We all want to live in a safe society. The idea of living in a world where we can be harmed or killed at any time scares us more than we usually think about, and we try to put measures in place to mitigate the risk of something happening to us. It is reasonable to be cautious about our own personal risk, but when do we cross the line from being cautious to delusional? Like many things, it is a blurry border.
Western society has for many years been predicated on the concept that individual sovereignty is the primary goal. Especially in America, we have been brought up to believe that we are the land of the free and the home of the brave. I grew up on that saying. We believed in it so strongly that our military has fought wars around the world trying to stop the spread of ideologies that oppress individual liberty.

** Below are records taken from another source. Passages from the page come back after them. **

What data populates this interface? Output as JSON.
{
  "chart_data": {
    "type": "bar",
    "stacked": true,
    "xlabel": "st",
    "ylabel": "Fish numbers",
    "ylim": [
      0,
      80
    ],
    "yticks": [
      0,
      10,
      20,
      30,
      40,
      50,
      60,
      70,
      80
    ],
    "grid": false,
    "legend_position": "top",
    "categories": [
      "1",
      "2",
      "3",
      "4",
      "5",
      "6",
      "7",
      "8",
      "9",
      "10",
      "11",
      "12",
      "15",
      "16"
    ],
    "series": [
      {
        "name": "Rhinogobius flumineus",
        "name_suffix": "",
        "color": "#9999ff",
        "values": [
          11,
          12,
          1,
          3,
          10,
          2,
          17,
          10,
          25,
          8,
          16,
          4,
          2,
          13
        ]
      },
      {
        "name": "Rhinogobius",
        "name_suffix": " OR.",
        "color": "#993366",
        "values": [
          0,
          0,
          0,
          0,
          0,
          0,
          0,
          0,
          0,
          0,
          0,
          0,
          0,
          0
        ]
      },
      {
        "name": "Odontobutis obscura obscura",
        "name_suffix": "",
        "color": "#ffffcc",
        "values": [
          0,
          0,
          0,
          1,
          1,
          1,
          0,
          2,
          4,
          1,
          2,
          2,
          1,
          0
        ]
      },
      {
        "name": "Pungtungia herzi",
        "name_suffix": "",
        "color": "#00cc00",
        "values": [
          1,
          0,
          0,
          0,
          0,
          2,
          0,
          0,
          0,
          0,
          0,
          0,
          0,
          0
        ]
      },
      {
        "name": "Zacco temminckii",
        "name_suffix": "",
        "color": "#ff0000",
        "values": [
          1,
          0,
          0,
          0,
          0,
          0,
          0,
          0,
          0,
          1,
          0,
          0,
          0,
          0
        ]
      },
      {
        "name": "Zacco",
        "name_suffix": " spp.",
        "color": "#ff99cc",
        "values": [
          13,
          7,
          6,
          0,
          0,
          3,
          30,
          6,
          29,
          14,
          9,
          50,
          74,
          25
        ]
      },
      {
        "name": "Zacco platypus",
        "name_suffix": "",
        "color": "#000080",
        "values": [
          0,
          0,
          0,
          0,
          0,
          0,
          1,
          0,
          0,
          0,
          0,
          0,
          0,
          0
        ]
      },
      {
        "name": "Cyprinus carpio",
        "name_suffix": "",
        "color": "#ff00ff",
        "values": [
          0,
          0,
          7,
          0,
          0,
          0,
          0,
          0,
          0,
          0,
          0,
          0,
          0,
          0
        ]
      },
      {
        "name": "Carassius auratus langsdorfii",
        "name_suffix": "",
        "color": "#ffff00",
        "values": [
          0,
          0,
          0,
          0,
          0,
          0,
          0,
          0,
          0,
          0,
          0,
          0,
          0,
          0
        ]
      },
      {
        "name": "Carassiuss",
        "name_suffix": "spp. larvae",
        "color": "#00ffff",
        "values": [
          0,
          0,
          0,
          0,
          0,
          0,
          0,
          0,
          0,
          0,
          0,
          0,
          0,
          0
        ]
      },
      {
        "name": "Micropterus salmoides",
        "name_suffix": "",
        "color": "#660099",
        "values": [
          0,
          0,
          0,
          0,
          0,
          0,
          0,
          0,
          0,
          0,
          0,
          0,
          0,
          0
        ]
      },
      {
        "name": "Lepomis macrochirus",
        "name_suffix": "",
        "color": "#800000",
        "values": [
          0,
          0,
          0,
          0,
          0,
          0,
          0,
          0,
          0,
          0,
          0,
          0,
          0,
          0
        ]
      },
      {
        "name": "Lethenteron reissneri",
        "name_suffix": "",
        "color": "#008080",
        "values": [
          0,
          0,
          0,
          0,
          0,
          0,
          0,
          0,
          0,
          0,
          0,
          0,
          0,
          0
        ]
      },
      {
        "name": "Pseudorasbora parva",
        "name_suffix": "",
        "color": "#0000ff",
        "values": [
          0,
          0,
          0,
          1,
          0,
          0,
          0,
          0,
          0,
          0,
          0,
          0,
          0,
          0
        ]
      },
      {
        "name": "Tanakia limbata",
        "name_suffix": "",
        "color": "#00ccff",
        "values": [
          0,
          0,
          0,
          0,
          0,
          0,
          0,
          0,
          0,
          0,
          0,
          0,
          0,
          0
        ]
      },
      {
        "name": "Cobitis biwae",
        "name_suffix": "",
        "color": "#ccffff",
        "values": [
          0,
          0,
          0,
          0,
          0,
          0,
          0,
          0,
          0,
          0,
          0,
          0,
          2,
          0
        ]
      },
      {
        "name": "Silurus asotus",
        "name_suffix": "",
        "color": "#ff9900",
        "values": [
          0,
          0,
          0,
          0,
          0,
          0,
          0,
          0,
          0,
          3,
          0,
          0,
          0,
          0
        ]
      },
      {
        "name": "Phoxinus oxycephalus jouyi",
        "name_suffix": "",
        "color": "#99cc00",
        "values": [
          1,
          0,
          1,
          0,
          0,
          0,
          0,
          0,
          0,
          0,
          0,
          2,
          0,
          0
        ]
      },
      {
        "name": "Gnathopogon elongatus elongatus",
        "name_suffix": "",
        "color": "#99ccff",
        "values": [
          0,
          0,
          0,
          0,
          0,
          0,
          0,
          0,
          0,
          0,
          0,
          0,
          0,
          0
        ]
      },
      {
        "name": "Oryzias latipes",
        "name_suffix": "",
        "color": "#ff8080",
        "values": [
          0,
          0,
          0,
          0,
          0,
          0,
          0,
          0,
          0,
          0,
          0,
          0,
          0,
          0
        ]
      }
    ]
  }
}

Like many things, however, as time moves on the ideals get shifted to the point that it becomes corrupted. We have added more and more restrictions as our rulebooks continue to bloat into an unmanageable mess. Endless regulations and prohibitions are choking our freedoms out one at a time. What used to be a reasonably free nation has turned into a quasi-socialist state, and there is no end to the madness in sight.
The primary reason for this is our incessant need to try to control the uncontrollable. We put restrictions on our citizens in the name of public safety, and punish people before they ever really do anything wrong in the hope that doing so will prevent something bad from happening. We put speed limits on our roads to reduce the chances of accidents. You can’t start a business without a government issued license, because we’re afraid of bad actors so we want everyone to be supervised. In places like California, you can’t even make modifications to your own home without approval from the local authorities because people think you might do something that endangers yourself or others.
I’ve written a couple of times now about the slippery slope, and our mentality about law is another prime example of this terrible effect. It used to be that we focused on putting in place penalties for crimes committed against people, but today we are trying to simply pile as many rules on top of us as we can in the hopes that it will stop bad people from doing bad things. We just won’t accept that fact that you can’t legislate good behavior, and the rules we pass only affect those who wouldn’t do the bad things we’re afraid of anyway.
That is the crux of the issue, in my personal opinion. We are so fixated on creating a safe environment that we convince ourselves that people are inherently good and we just need a good enough rulebook to prevent the random things that people do. We believe that crime is an accident that we can prevent with enough preparation. The truth is that people have both good and bad inside them, and no amount of iron fist legislation will ever change that. If someone wants to do harm, they will find a way.
The longer we go ignoring this basic fact, the worse things will get for the people who just want to go about their lives. Preventative laws are simply wrong, because we end up punishing people who have done nothing wrong. A crime is something that brings harm to someone, but these rules we put in place are about things that don’t harm anyone. Until a person reaches the point where they have actually hurt someone else, we should have no fear of the law. This is called the “non-aggression principle“.
If we extol logic as one of the premier features of we human beings, then we must stop making emotional decisions and start using reasonable starting points for the ways in which we regulate our society. We have more than three hundred million people in our country, and each is an individual with their own hopes and dreams. Putting any rules in place at all will infringe on those individual desires, but we accept that a certain level of restriction is required to maintain the peace. Knowing this, our goal should be to create as few rules as possible so we minimize the effects on individual people.
A good starting point would be to use the non-aggression principle as the primary node for deciding whether a law should be passed. We should always be asking ourselves: does this punish someone for actually causing direct harm, or are we just trying to prevent people from being bad? If the answer is the latter, the law should be discarded. If we value our freedom, then we should be skeptical of any law at all, but even more so about those laws intended to regulate our behavior through prevention.
What do you think about the law? Is it a useful tool or a dangerous, bloated mess? How much regulation can you accept in your life? What would it take for you to rebel against the system? As we move into the future, it is clear that things are only going to get worse. It seems like there is nothing we can do about it, but perhaps it might not be too late to take a hard look at the path we’re on and find a different way.